Dame Carolyn praised businesses for battling through earlier controls and finding ways to work.
But speaking at the organisation's annual conference, she said: "There are ways in which this lockdown is also much worse. Gas tanks are depleted. Batteries run down in so many businesses across the country - in retail, in hospitality. Our aviation sector absolutely on its knees.
"We're heading into winter, a bleak midwinter. This is the run up to Christmas. It's the most important time for so many firms."
She criticised the Government's communications, warning "businesses can't act on the basis of speculation and leaks and surmise. This has to get a lot better".
The lockdown will heap pressure on jobs. The Institute for Employment Studies expects between 3.5m and 5.5m employees to be on furlough during November after the scheme was hastily extended, at an estimated cost of £8bn (NZ$15.59 billion).
The Government has extended the furlough scheme, and increased the Self-Employed Income Support Scheme for November to cover 80 per cent of trading profits instead of 40 per cent.
It means the self-employed are in line for £4.5bn from the Treasury.
Chancellor Rishi Sunak said: "I've always said we will continue to do everything we can to support livelihoods across the UK."
Government-backed loans are also being extended so businesses can apply until the end of January.
The cost of extra support combined with lower tax revenues from a smaller economy will send public borrowing surging above £400bn this year, JPMorgan predicted.

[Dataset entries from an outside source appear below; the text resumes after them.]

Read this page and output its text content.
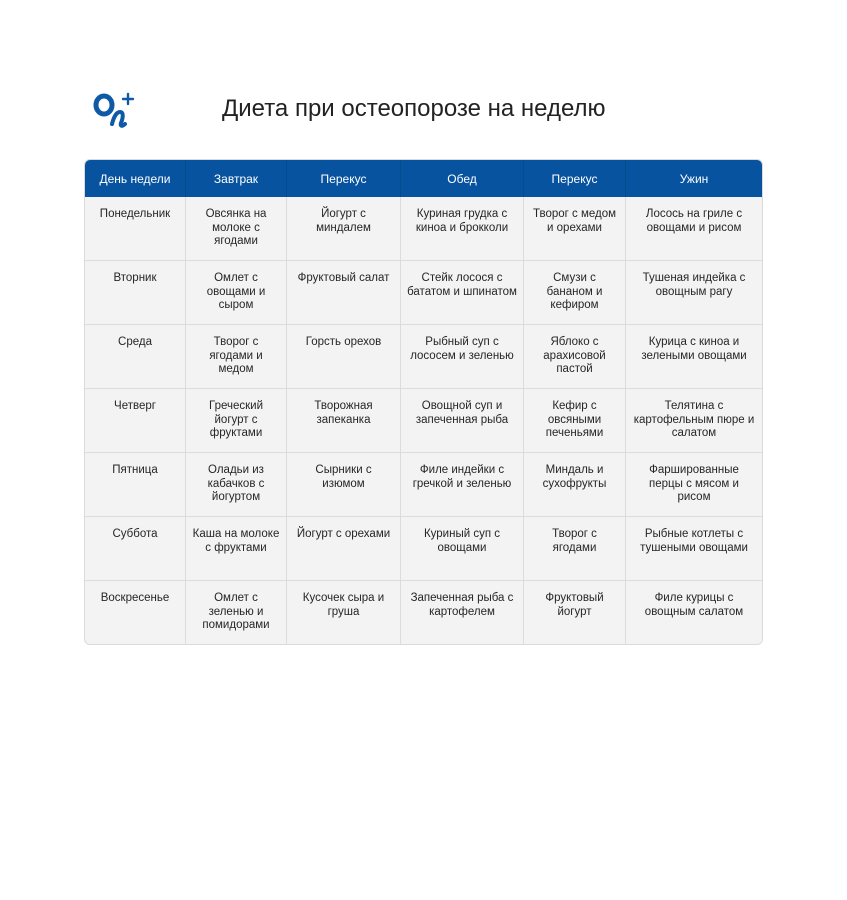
Диета при остеопорозе на неделю
День недели	Завтрак	Перекус	Обед	Перекус	Ужин
Понедельник	Овсянка на молоке с ягодами	Йогурт с миндалем	Куриная грудка с киноа и брокколи	Творог с медом и орехами	Лосось на гриле с овощами и рисом
Вторник	Омлет с овощами и сыром	Фруктовый салат	Стейк лосося с бататом и шпинатом	Смузи с бананом и кефиром	Тушеная индейка с овощным рагу
Среда	Творог с ягодами и медом	Горсть орехов	Рыбный суп с лососем и зеленью	Яблоко с арахисовой пастой	Курица с киноа и зелеными овощами
Четверг	Греческий йогурт с фруктами	Творожная запеканка	Овощной суп и запеченная рыба	Кефир с овсяными печеньями	Телятина с картофельным пюре и салатом
Пятница	Оладьи из кабачков с йогуртом	Сырники с изюмом	Филе индейки с гречкой и зеленью	Миндаль и сухофрукты	Фаршированные перцы с мясом и рисом
Суббота	Каша на молоке с фруктами	Йогурт с орехами	Куриный суп с овощами	Творог с ягодами	Рыбные котлеты с тушеными овощами
Воскресенье	Омлет с зеленью и помидорами	Кусочек сыра и груша	Запеченная рыба с картофелем	Фруктовый йогурт	Филе курицы с овощным салатом
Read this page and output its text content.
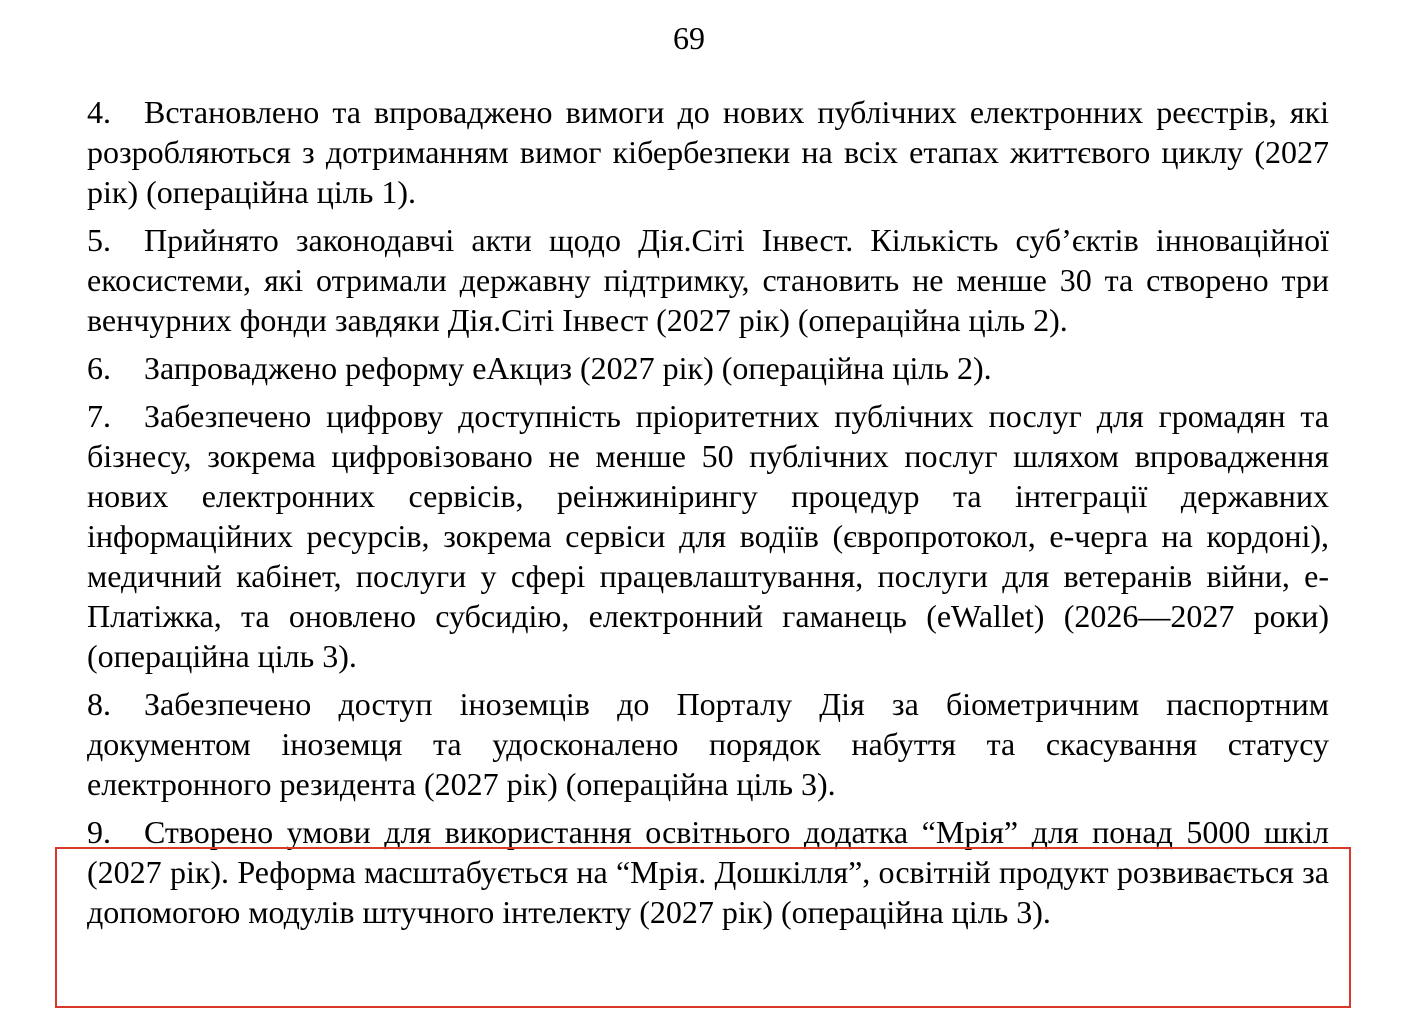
69

4. Встановлено та впроваджено вимоги до нових публічних електронних реєстрів, які розробляються з дотриманням вимог кібербезпеки на всіх етапах життєвого циклу (2027 рік) (операційна ціль 1).

5. Прийнято законодавчі акти щодо Дія.Сіті Інвест. Кількість суб’єктів інноваційної екосистеми, які отримали державну підтримку, становить не менше 30 та створено три венчурних фонди завдяки Дія.Сіті Інвест (2027 рік) (операційна ціль 2).

6. Запроваджено реформу еАкциз (2027 рік) (операційна ціль 2).

7. Забезпечено цифрову доступність пріоритетних публічних послуг для громадян та бізнесу, зокрема цифровізовано не менше 50 публічних послуг шляхом впровадження нових електронних сервісів, реінжинірингу процедур та інтеграції державних інформаційних ресурсів, зокрема сервіси для водіїв (європротокол, е-черга на кордоні), медичний кабінет, послуги у сфері працевлаштування, послуги для ветеранів війни, е-Платіжка, та оновлено субсидію, електронний гаманець (eWallet) (2026—2027 роки) (операційна ціль 3).

8. Забезпечено доступ іноземців до Порталу Дія за біометричним паспортним документом іноземця та удосконалено порядок набуття та скасування статусу електронного резидента (2027 рік) (операційна ціль 3).

9. Створено умови для використання освітнього додатка “Мрія” для понад 5000 шкіл (2027 рік). Реформа масштабується на “Мрія. Дошкілля”, освітній продукт розвивається за допомогою модулів штучного інтелекту (2027 рік) (операційна ціль 3).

National debt has already climbed above 100 per cent of GDP for the first time since the sixties.
Sir Keir Starmer, leader of the opposition, singled out Mr Sunak for criticism over delays in bringing in a lockdown.
Speaking to the CBI conference, he said: "Make no mistake, the Chancellor's name is all over this.
"His decision to block a circuit-breaker, to dismiss it as a 'blunt instrument' and to pretend that you can protect the economy without controlling the virus will now mean that businesses have to close for longer, more people will lose their jobs, and the public finances will be worse than they needed to be."
If the lockdown is extended beyond the initial four weeks, it could mean the economy keeps shrinking into 2021 and so meets the official definition of a recession - two straight quarters of negative growth.
Sven Jari Stehn, economist at Goldman Sachs, said: "A longer-lasting partial lockdown would result in negative growth also in the first quarter, pushing the economy into a double-dip recession."